Using it to mean “before the next full hour on the clock” would require a lot better sense of the exact current clock time than most people operate with, and would only really make sense sense for people in an environment where something regularly happens on the hour marker only, like carilloneurs or something (“Cover for me, I’ll be back before the next BONNG”). If that is what is meant, I would simply say something like “get back to you by 10” (o’ clock), assuming it was after 9am, to mean “by the next clock hour”.
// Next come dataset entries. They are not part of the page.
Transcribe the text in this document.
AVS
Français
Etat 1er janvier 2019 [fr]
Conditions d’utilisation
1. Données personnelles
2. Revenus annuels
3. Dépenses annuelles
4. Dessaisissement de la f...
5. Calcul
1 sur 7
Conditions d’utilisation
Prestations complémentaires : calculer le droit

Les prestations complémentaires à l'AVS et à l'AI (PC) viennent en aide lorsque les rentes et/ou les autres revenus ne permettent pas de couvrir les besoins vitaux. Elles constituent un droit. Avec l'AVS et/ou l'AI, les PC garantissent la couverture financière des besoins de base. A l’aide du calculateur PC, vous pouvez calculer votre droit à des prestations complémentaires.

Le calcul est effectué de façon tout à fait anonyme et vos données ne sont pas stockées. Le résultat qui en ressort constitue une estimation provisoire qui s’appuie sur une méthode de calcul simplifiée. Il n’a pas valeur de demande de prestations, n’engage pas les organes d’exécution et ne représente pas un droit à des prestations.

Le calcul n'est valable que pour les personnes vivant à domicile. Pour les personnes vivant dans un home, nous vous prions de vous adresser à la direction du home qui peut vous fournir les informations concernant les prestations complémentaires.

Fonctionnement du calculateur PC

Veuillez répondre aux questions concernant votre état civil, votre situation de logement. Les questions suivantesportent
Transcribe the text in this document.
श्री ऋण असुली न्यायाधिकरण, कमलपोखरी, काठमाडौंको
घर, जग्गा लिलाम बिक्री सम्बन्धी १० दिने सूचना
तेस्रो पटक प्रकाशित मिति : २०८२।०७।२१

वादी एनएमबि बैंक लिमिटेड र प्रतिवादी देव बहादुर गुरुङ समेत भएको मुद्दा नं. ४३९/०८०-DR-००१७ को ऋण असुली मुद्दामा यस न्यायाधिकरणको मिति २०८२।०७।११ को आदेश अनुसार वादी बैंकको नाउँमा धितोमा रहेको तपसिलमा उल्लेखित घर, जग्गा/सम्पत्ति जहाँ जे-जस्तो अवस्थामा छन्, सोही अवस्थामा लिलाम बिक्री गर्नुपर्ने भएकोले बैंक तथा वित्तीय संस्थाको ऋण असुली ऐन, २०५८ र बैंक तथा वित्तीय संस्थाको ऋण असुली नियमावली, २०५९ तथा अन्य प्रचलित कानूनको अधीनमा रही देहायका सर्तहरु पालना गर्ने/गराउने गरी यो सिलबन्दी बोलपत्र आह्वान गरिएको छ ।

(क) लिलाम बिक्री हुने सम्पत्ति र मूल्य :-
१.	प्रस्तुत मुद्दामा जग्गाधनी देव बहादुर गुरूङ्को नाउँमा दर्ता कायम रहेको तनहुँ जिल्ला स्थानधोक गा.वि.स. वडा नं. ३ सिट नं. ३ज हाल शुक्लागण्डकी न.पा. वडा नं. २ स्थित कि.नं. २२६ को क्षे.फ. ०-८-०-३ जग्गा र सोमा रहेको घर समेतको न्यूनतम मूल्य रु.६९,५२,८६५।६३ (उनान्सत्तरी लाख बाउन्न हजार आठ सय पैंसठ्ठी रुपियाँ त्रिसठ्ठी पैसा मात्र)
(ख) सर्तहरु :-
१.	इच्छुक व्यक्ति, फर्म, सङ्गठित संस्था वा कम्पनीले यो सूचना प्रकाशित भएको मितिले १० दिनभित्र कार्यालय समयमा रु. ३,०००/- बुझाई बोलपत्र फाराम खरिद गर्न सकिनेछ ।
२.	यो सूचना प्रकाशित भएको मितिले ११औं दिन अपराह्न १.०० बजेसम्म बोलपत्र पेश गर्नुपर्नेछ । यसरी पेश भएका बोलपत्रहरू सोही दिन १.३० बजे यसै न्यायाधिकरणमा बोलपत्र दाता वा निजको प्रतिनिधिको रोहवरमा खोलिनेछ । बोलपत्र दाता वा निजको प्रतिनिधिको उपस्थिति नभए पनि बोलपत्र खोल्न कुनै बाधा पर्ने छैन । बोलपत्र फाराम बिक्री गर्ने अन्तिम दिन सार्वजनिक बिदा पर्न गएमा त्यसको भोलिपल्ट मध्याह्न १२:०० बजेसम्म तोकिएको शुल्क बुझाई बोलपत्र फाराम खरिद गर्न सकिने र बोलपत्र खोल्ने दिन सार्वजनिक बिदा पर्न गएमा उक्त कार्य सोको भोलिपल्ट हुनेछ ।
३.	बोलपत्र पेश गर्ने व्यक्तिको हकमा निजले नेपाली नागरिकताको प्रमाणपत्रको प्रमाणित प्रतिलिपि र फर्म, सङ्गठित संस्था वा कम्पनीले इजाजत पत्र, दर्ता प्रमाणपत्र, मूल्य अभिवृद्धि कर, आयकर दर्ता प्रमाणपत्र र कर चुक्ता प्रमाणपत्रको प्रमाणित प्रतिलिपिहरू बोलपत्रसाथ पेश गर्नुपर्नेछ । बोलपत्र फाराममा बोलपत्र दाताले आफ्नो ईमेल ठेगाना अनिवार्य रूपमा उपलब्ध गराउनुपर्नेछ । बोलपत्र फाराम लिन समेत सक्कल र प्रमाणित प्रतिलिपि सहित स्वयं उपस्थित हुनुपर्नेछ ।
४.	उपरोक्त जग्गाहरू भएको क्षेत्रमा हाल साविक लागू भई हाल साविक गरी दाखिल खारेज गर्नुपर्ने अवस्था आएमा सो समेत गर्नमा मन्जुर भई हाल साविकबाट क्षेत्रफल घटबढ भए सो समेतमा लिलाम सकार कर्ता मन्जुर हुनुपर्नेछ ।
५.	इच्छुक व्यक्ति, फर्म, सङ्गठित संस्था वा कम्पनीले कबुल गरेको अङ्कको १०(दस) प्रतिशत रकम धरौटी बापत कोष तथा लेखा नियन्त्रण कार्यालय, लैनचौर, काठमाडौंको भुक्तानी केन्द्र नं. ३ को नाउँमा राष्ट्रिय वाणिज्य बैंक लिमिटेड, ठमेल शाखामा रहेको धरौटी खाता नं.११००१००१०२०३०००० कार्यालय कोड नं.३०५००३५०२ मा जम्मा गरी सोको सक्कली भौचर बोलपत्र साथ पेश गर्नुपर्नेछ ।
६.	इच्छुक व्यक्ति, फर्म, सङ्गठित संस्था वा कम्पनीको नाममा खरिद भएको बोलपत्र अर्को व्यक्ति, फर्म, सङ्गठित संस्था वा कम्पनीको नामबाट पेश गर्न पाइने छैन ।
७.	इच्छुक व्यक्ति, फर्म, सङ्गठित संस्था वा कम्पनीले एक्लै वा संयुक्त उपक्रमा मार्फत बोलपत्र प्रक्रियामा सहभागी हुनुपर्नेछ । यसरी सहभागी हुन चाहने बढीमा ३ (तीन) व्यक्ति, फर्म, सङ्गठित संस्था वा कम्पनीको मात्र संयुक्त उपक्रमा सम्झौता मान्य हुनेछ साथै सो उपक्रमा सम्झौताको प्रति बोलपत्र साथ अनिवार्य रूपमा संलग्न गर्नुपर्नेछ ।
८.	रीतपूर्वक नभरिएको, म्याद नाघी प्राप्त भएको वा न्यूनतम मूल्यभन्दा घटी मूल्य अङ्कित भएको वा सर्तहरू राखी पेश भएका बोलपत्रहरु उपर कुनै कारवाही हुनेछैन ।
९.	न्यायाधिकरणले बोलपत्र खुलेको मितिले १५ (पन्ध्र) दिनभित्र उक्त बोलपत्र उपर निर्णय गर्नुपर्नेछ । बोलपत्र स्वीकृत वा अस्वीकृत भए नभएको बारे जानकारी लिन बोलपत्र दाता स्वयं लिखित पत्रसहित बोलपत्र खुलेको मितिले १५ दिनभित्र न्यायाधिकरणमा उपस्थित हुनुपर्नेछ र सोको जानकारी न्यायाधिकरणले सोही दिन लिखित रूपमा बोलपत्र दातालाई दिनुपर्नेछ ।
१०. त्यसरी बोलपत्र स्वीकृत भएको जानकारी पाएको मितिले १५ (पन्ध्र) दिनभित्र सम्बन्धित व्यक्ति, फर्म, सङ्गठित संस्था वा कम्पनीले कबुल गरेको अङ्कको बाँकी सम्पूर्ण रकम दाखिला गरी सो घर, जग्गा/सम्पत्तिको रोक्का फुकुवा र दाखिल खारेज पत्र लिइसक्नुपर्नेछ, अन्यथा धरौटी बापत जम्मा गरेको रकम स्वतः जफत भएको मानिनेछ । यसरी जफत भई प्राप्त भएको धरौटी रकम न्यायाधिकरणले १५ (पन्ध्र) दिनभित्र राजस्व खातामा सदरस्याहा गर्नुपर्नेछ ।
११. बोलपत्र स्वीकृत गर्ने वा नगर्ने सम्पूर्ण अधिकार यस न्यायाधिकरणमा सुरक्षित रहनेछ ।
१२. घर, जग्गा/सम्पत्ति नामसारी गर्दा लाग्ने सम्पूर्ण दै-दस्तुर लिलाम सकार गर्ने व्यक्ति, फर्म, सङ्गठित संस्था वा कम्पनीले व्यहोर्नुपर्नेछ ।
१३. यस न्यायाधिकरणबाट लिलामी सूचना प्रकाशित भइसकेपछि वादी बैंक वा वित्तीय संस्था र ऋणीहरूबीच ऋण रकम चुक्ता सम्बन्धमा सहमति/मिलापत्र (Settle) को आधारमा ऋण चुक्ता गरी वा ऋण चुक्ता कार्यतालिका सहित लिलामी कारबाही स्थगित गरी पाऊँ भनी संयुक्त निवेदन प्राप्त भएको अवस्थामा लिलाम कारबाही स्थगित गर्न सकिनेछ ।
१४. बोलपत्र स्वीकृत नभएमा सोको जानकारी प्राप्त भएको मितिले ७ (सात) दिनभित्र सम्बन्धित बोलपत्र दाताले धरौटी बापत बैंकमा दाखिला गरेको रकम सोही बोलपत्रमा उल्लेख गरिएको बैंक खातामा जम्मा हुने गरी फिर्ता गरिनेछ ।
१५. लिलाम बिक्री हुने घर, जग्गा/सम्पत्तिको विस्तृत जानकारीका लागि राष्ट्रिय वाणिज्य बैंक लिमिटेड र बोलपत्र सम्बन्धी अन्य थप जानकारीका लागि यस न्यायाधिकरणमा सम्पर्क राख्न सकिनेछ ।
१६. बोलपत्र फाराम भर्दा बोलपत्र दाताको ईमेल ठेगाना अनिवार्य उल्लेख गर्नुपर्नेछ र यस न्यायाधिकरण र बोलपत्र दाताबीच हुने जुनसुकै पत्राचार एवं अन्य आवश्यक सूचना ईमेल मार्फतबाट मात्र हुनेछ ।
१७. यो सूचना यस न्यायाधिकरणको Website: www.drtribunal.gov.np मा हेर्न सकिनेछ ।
I’ve (and everyone else I’ve asked around here) always thought it meant within the next 60 minutes.

Exactly.

If “the hour” refers to the timeframe between the last and the next full hour on the clock, then logically, the phrase “within the hour” could refer to something that happened earlier, since that would also be an event that happened after the last clock hour but before the one coming up (i.e., something that happened at 10:15 when it’s 10:20 now). Not very useful, is it?

Either that, or the phrase would have a sort of half-life decay of usefulness, where at 10:00 it has a full 60 minutes worth of utility, but by 10:50 only 10 minutes. When would you ever use this phrase, really, instead of “within an hour”?

75 minutes…

…which is 60 minutes from saying it and a 15 minute leaway.

When we invented Daylight Saving(s) Times the meaning of within the hour went out the window, as it could mean 1h59m, which is just ludicrous.

I’m on his boat with this one.

AN and THE makes all the difference. I never hear anyone say THE though.

Agreed. It never occured to me that when someone used that expression they were refering to an hour on the clock, rather than an actual hour time period starting when they say it, and ending up to 60 minutes later. If anyone has ever said it to me and mean by the end of whatever clock-hour they said it during, I haven’t noticed.

Why would someone say that rather than by _ o’clock? It’s now 7:38, why would anyone say within the hour if they really meant within 22 minutes from now :confused:

So what? It means what it means, regardless of how useful that may or may not be.

It is only one of a set of similar phrases:
-Within the day (meaning before sunset or close of business)
-Within the week (meaning before the weekend)

And I’m sure they all traditionally mean “before the current named period of time expires”. That’s why the definite article is used.

Yes, and no. I don’t argue that this is the logical distinction, but I think using it this way is (a) in the minority, (b) is on the wane and (c) would cause confusion. If we go beyond “what things SHOULD mean” to “what things DO mean” (when used in general communication), utility will trump logic/sense in the long run.

I remember reading a vicious diatribe written sometime in the late 1800s against the increasing use of “terrific” to mean “really good”, since “terrific” had its roots in the word “terror” and meant, had always meant, and logically should always mean “something that inspires terror”, just as “horrific” meant “inspiring horror”. Back then it was just reverse-negative slang, on the order of someone using “wicked” these days to mean “awesome, really neat-o, hey that’s cool”. But by now you’d be hard pressed to find any native speaker of English who would even agree that the word “terrific” could mean “inspiring terror” until you pointed out the similarity to horror->horrific. And the final reaction would probably be a shrug and a “hey, that’s weird”, instead of “hey, I’ve been using ‘terrific’ ALL WRONG, time to line up my language use in line with logic!”

If (a) fewer people use “within the hour” to mean “by the next full clock hour” than to mean “within an hour”, and (b) those who do use it this way get to use it far more rarely, then I can only conclude that this usage is not long for this world, whatever the logical interpretation of the words are or should be.

I agree that usage defines and modifies language, and I suspect that the minority relegation of my interpretation is a phenomenon of American usage. I’d be surprised if the situation is the same here in the UK - certainly my (limited) experience would seem to suggest that the two forms mean two different things in common usage here.